Une histoire parcourue de tensions politiques, idéologiques et sociales

Marc Lazar a choisi, logiquement, d’aborder en premier lieu l’histoire politique italienne. Un récit classique : la lutte acharnée entre la Démocratie chrétienne (DC) et le Parti communiste italien (PCI)  reste prédominante jusque dans les années 90, avant que la chute du mur de Berlin et les scandales politico-financiers chamboulent l’échiquier politique. Cette évolution rend Marc Lazar critique sur la République italienne : elle n’est "ni détestée ni mal aimée, ni adulée : elle se contente d’exister" .

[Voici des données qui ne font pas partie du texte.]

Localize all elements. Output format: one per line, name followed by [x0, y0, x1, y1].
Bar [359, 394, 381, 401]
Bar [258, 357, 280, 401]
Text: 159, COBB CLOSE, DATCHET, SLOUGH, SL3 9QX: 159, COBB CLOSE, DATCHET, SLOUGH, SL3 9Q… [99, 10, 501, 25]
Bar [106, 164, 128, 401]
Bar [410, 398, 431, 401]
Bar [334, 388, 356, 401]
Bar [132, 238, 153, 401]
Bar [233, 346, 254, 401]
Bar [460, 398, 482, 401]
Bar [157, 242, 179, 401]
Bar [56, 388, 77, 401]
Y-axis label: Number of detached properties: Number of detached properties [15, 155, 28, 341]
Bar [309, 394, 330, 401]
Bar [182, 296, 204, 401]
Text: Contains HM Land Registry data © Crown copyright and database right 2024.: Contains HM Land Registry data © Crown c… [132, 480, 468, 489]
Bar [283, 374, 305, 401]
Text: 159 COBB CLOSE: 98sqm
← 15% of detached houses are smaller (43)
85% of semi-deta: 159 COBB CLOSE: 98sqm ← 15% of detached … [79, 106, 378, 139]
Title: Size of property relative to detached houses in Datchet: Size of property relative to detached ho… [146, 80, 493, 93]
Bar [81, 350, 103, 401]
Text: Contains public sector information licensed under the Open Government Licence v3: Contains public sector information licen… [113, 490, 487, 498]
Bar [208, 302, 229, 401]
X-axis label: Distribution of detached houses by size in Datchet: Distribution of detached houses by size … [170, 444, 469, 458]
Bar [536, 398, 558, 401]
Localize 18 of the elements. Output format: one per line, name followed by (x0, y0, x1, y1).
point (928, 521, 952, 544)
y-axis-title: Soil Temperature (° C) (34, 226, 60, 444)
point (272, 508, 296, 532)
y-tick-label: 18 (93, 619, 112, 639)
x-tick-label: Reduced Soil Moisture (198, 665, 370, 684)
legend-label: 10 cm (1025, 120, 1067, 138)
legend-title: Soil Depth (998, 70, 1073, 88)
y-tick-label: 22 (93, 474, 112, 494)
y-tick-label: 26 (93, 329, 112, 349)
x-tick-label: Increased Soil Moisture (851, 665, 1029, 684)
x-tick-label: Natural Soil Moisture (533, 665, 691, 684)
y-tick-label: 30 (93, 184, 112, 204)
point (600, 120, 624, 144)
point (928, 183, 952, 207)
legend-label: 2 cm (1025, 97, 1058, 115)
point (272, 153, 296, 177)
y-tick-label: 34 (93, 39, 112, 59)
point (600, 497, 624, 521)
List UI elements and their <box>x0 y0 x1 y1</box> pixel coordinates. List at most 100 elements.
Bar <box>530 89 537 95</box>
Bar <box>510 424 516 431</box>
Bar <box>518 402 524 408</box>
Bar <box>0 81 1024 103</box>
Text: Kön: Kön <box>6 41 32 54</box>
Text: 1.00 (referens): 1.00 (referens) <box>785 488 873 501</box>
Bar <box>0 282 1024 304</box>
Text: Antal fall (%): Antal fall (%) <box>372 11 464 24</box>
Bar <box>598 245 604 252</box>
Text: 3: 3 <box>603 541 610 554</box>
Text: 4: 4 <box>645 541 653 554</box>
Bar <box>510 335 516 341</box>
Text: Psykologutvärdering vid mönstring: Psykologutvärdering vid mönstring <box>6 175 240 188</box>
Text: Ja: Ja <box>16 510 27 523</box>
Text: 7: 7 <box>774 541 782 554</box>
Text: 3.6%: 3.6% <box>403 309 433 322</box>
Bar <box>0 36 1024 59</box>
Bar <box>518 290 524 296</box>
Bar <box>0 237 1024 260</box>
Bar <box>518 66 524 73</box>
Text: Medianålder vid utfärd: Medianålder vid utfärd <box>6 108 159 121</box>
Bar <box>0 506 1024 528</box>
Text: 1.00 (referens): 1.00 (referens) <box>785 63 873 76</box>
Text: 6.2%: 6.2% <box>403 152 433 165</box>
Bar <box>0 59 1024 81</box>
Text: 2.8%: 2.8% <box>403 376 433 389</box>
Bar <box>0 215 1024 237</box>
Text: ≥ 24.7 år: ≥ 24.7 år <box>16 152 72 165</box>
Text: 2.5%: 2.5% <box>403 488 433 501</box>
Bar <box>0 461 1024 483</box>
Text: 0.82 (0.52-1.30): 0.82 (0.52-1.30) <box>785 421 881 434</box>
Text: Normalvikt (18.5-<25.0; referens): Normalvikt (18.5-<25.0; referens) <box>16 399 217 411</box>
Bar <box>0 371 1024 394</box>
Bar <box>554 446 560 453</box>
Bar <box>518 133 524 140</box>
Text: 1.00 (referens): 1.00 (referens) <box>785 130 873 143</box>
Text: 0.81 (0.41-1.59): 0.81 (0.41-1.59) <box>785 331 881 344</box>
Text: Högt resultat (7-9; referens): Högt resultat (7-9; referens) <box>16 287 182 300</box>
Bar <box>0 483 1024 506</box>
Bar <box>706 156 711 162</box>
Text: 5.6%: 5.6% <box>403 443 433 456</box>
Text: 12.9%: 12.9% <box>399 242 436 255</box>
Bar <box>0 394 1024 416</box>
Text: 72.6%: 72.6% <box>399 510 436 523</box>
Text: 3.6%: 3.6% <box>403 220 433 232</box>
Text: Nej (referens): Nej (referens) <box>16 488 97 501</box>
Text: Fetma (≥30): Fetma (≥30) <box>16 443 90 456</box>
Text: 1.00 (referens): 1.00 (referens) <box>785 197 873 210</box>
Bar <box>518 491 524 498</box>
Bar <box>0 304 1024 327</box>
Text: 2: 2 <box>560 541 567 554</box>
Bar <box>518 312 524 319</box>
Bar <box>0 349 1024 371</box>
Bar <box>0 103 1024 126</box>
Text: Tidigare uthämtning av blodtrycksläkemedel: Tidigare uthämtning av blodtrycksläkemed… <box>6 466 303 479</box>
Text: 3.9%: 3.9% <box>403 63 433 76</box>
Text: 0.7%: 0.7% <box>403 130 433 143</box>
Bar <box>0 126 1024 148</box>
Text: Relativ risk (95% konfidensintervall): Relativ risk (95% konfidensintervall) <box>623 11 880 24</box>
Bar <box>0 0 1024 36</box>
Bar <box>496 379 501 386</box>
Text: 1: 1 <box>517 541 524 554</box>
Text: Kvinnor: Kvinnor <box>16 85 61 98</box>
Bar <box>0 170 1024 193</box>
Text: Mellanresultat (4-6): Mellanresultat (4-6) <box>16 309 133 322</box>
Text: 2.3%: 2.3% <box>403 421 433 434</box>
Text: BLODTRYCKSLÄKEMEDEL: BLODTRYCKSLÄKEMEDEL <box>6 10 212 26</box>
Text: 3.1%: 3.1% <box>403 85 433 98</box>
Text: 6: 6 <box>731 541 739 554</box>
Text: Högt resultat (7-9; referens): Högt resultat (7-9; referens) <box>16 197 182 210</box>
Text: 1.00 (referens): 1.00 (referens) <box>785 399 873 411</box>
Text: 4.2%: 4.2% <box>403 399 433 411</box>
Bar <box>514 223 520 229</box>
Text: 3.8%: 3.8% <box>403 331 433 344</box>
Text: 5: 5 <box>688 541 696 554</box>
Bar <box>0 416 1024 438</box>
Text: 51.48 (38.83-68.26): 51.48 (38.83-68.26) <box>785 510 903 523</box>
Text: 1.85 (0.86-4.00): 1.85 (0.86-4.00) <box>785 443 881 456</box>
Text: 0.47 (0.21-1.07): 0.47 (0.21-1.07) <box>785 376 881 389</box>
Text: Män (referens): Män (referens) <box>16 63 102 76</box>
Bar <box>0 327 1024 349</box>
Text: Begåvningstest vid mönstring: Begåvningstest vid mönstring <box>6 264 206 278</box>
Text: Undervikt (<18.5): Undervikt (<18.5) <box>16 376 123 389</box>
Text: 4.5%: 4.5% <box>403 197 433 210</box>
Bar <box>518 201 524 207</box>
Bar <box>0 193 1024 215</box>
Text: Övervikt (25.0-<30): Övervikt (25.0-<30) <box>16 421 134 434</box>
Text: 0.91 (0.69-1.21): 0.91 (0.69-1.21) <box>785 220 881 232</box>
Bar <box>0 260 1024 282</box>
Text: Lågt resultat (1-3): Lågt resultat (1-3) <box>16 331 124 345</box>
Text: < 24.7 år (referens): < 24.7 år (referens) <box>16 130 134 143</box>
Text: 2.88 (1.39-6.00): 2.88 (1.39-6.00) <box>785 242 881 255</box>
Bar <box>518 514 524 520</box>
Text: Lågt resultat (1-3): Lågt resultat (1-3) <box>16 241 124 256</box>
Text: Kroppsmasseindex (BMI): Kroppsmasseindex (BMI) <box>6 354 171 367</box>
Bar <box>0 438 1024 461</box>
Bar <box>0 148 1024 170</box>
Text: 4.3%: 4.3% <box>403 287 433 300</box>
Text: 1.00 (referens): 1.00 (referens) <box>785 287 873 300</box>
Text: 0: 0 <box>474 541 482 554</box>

Au final, les tensions n’ont cessé d’entraver l’histoire de la République. Tensions idéologiques d’abord. Si le régime fasciste a été renversé, un parti portant des idées similaires, le Mouvement social italien (MSI), n’a pas tardé à apparaître. Son existence a sans doute été favorisée par un contexte où, du fait de la guerre froide, "la DC met une sourdine à l’antifascisme" . Plus que ce dernier, pourtant pilier de la Constitution, c’est l’anticommunisme qui s’impose dans l’Italie des années 50, avec comme conséquence directe la violence. Si les années 80 sont synonymes de mutation et d’intégration dans le jeu politique classique pour PCI et MSI, ces ombres demeurent toujours aujourd’hui sous-jacentes.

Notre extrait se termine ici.